With respect to the last point, how many relationships and how often? He clarifies that “loneliness is not the same as being alone….one can be emotionally and socially connected to others while alone. In fact, being alone is critical to one’s emotional well-being and peace of mind” [118]. What is loneliness? Brooks suggests that “loneliness is the experience of emotional and social isolation” [118].

It is a challenge. “Leaders are particularly prone to loneliness, in no small part because real friendships at work are difficult or impossible with people under one’s authority and supervision” [122]. What about other relationships? Brooks deals with core relationships, such as marriage. “The secret to happiness isn’t falling in love; it’s staying in love;” this is "companionate love" [125].

He says that “marriage bonds are more emotionally important to men as they age than they are to older women because, for many men, work has crowded out friendships, and those they have are more focused on, say, golf than feelings” [128]. Perhaps adult children can fill the gap? Brooks says that for him adult kids should not be your best friends as you age - “they are focused on their lives, not mine—as they should be” [129]. They want and need their independence.

What about friends through work? He distinguishes “real friends” and “deal friends.” One great marker for the happiness of people in mid-life and after is to have a few authentic, close friends. This is not easy as “people tend to get more selective about their friends as they age and reduce the number of true intimates” [132]. Friendship is a skill that requires practice, time, and commitment [133]. Work friendships are not a substitute for real friendships.

There are three aspects to how to build relationships. First, allocate time well ahead of time. Second, do your core job. Brooks explains that “I regularly write out a list of the people with whom I need a stronger relationship. Then I list next to them what they need from me that only I can provide” [139]. Lastly, invest intelligently. Am I investing in the lives of others to build them up?

His approach to friends, life, happiness, and purpose is rooted in his values. He states his own starting point: “I am a Roman Catholic convert, having come into the church as a teenager after being raised in an observant Protestant home. My Christian faith was central to my parents’ lives and it is central to my life as well, even though I practice it in a different way than they did” [156].

He addresses a riposte that has clearly come his way in dialogue with others that his faith is a feeble crutch and a coping mechanism. His view is that “…wanting spiritual depth is not a weakness, it is a new source of strength—strength needed to jump to the crystallized intelligence curve” [170].

Again, he has an interesting insight regarding entrepreneurs. “Who is the most successful entrepreneur in human history?” [171] He says, the Apostle Paul. “Paul was right. His secret of going from strength to strength is to recognize that your weakness—your loss, your decline—can be a gift to you and others” [174]. Inevitable failures can be a deep source of connection. Resilience grows from losses and negative events.

In concluding his book, Brooks returns to his overall theme. “There is a falling tide to life, the transition from fluid to crystallized intelligence.
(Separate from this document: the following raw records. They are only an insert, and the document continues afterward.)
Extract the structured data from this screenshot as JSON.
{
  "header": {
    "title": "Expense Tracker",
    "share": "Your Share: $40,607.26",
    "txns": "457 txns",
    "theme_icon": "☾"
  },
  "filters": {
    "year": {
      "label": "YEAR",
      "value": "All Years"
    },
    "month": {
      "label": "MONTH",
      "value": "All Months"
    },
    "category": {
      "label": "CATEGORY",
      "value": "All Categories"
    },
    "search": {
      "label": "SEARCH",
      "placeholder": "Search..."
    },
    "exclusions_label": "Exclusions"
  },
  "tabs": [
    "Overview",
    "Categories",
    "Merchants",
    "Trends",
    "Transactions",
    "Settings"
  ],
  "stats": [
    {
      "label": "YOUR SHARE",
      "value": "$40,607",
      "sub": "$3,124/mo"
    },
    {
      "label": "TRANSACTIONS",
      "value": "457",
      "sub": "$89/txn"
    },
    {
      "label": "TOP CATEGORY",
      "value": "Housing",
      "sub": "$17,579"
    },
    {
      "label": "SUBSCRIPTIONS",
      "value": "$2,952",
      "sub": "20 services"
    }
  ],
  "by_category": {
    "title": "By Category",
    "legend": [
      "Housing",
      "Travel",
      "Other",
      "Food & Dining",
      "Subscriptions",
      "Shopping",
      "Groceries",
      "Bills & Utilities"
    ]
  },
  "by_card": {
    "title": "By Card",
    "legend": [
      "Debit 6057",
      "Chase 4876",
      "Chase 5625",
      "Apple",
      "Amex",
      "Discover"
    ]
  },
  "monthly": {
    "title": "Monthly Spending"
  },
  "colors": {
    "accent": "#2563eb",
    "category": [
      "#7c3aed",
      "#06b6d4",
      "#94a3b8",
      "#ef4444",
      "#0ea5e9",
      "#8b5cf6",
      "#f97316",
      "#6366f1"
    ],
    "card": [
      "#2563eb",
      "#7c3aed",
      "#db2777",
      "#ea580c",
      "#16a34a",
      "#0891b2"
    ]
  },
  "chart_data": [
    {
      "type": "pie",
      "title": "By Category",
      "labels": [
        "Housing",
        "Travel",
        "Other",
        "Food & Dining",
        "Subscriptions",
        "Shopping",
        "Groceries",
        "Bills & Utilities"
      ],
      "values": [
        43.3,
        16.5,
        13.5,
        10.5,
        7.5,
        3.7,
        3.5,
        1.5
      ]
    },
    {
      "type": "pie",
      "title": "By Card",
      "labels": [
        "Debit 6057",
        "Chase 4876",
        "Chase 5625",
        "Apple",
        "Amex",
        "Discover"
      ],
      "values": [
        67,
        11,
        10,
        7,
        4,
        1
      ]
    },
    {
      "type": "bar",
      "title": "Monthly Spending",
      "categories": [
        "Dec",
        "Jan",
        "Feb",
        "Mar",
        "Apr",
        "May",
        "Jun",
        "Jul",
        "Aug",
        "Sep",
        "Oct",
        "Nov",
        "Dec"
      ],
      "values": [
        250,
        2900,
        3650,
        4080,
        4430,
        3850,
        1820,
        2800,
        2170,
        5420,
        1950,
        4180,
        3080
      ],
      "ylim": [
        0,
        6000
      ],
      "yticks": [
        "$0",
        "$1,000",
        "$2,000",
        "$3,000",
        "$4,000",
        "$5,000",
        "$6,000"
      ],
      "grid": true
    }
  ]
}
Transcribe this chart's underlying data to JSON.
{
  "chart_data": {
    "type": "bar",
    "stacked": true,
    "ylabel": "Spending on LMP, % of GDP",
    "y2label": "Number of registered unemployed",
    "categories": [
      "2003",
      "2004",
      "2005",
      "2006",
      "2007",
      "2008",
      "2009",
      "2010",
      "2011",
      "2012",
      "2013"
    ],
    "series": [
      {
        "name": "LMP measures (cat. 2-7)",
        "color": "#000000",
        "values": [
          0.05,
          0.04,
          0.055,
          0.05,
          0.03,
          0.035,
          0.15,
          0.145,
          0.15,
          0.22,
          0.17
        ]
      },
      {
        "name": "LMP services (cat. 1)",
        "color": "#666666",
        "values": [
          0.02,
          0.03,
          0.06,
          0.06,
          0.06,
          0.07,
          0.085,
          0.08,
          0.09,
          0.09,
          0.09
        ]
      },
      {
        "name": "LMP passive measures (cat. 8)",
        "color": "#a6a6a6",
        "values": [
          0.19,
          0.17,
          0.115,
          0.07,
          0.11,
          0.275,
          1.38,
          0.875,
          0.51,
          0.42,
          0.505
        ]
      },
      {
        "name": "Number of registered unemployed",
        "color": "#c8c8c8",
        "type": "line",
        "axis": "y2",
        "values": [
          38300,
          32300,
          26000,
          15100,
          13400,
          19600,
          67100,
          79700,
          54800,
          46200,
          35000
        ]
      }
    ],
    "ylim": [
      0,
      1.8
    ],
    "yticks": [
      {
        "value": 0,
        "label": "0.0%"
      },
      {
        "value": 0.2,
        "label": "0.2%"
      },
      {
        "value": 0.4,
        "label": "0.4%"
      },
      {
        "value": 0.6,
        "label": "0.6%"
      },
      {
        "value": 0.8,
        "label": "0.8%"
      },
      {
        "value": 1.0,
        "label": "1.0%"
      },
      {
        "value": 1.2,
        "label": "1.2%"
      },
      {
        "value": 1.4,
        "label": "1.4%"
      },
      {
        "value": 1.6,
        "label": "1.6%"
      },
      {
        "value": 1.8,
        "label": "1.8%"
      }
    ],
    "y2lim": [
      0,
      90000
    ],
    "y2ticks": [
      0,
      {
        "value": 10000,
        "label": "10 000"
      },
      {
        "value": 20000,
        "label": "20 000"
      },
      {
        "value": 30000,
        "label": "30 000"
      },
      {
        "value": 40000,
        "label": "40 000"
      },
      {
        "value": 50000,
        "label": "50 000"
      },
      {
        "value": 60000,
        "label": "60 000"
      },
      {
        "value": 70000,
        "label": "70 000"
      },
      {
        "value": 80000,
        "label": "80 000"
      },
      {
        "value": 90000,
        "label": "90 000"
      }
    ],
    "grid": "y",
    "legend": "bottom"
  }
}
This is an intensely productive and fertile period” [190]. There may be uncomfortable life transitions. He introduces the interesting concept of “liminality,” which means the time between work roles, organizations, career paths, and relationship stages [191]. Navigating that well is not easy.

For many people, significant “life quakes” happen every 18 months or so, and most are involuntary [192]. Brooks argues that when you find meaning, life seems more stable. I would liken it to the Christian concept of calling, a ballast of life. A key to happiness is to manage transitions well. Brooks notes that while transitions are real and inevitable, crises are not [198].

He provides four lessons for good liminality:

  1. Identify your marshmallow – to delay gratification for the greater benefit
  2. The work you do has to be the reward
  3. Do the most interesting thing you can – enjoyable + meaningful
  4. Career change doesn’t have to be in a straight line

In short, Brooks’ book provides many interesting insights into success, happiness, and deep purpose not just in the second half of life. His insights are useful at the start of one’s career, too. Brooks concludes his book with seven words to remember: “Use things. Love people. Worship the divine” [215].